Medbury School

Medbury School grew out of the expansion of Christ’s College in the post World War I period and the need for another preparatory boarding school in Christchurch. Eric J. Chennells, an old boy of Wanganui Collegiate and senior assistant at Waihi School in South Canterbury, was approached by Rev. Crosse, headmaster of Christ’s College to establish such a school.

Considerable thought and planning went into the development of the new school. There was competition from two other preparatory schools in Christchurch so it would have to offer attractive advantages if it were to succeed. Several prospective properties - in Riccarton, Glandovey Road, Ilam Road and Papanui - were looked at and rejected in favour of 141 (later 109) Clyde Road.

This 3/4 acre block was part of land originally owned by A.R. Creyke who had married the widow of James Watts-Russell, owner of Ilam farm. "Ripsford", the large house on the property, was built about the turn of the century for Mrs T.A. Ballantyne and was later occupied by Wilfrid Hall, son of Sir John, the Burbury family and in 1922 was rented by the Maling family and for sale at £5000. The house had been designed by Mrs Ballantyne’s son R.A. Ballantyne who, together with Frederick Strouts and W.A.P. Clarkson, designed many large houses (e.g. Campion Hall) and commercial buildings in Christchurch.

The Hall family had called the house "Rua-taniwha" -- grave or hole of the water monsters -- in reference to the many water wheels then operating in the Waimairi Stream.
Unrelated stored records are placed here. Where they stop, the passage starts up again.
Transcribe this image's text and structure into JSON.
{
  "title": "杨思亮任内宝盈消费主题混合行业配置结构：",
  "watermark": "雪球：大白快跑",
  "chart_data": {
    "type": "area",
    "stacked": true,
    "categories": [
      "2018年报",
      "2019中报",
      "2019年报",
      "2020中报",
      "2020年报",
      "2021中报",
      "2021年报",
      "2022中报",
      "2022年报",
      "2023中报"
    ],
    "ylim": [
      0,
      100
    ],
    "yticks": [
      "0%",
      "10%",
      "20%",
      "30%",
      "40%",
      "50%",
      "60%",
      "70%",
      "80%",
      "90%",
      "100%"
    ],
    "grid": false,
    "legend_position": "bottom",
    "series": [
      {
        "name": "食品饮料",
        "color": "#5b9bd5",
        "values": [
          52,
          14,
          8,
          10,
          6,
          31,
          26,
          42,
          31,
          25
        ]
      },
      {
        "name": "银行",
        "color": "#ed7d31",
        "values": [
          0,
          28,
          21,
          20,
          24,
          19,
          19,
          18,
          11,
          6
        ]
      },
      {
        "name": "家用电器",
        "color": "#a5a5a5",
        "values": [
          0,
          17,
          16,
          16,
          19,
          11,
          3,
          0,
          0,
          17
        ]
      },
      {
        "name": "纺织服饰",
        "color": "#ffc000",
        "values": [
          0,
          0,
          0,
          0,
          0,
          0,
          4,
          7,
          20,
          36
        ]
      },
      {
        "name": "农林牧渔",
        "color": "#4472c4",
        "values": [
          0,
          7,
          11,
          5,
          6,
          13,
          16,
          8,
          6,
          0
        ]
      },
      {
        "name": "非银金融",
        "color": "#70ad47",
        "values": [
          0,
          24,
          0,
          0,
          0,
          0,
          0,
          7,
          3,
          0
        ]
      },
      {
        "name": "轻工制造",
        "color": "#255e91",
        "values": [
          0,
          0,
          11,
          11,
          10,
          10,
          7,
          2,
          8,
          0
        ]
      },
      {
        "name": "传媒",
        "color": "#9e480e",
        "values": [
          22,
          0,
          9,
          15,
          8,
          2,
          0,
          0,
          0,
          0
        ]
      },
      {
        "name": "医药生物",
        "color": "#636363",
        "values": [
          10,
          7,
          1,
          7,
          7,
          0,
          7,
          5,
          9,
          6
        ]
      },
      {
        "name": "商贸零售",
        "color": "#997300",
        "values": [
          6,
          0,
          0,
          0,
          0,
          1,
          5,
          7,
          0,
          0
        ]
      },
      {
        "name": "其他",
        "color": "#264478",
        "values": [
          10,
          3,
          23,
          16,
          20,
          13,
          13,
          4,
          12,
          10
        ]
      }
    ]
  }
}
E.R. Burbury had renamed it "Ripsford" after his family’s church in Worcestershire. "Medbury" was chosen as the name of the school as it was the name of Mrs Chennell’s family home in Sutton, Surrey.

It was at first thought -- wrongly, it turned out -- the house would be large enough to accommodate a small school. The stable and outhouses could be used, also the garden, orchard, tennis court, plus the two horse paddocks would become playing fields. The school would be on the rural fringe of the city with not a house facing the Clyde Road or Creyke Road boundaries of the school. Sheep grazed on the open fields nearby. Hamilton Avenue ran for only a hundred yards or so off Clyde Road and a potato field lay between it and the old St Barnabas Church Sunday School room (demolished 1967) and the single country-style store at the intersection of Fendalton and Clyde Roads. Across the Waimairi Stream in Clyde Road was the old and unoccupied vicarage, to be burnt down in 1923. (At one stage Sir Charles Bowen of Milford Farm, whose house was at the end of the present Otara Street, had set aside 5 acres of glebe land in Clyde Road for a church, but this idea had been rejected as the area was thought to be too far away from settlement), However even though there were no kerbs and gutters in Clyde Road itself, by 1922 the road to the intersection of Clyde and Fendalton Roads had been developed with the terminus of the tram service located there.

Mr. Chennells spent considerable time advertising and promoting the new school, but this was not altogether successful, the school opened on 1st February 1923 with only 9 pupils: 6 boarders and 3 day boys, only one of whom was from Fendalton. This was T.A. Gresson whose family lived in Burnside Road. Growth of the school was rapid however, with the roll at nearly 50 by 1925. The thousandth boy to pass through the school was enrolled in May 1963.

For the first 33 years Medbury was privately owned. When Mr Chennells retired and disposed of the school property in 1955, the trust board representing debenture holders, parents and old boys of the school took over its ownership and management. The Chennells continued to live in Medbury Cottage, built in the south east corner of the grounds.

The school is now planning for its 75th Jubilee in 1998. Expansion has been constant over the years with a major building exercise in 1994 extending the school further along Creyke Road.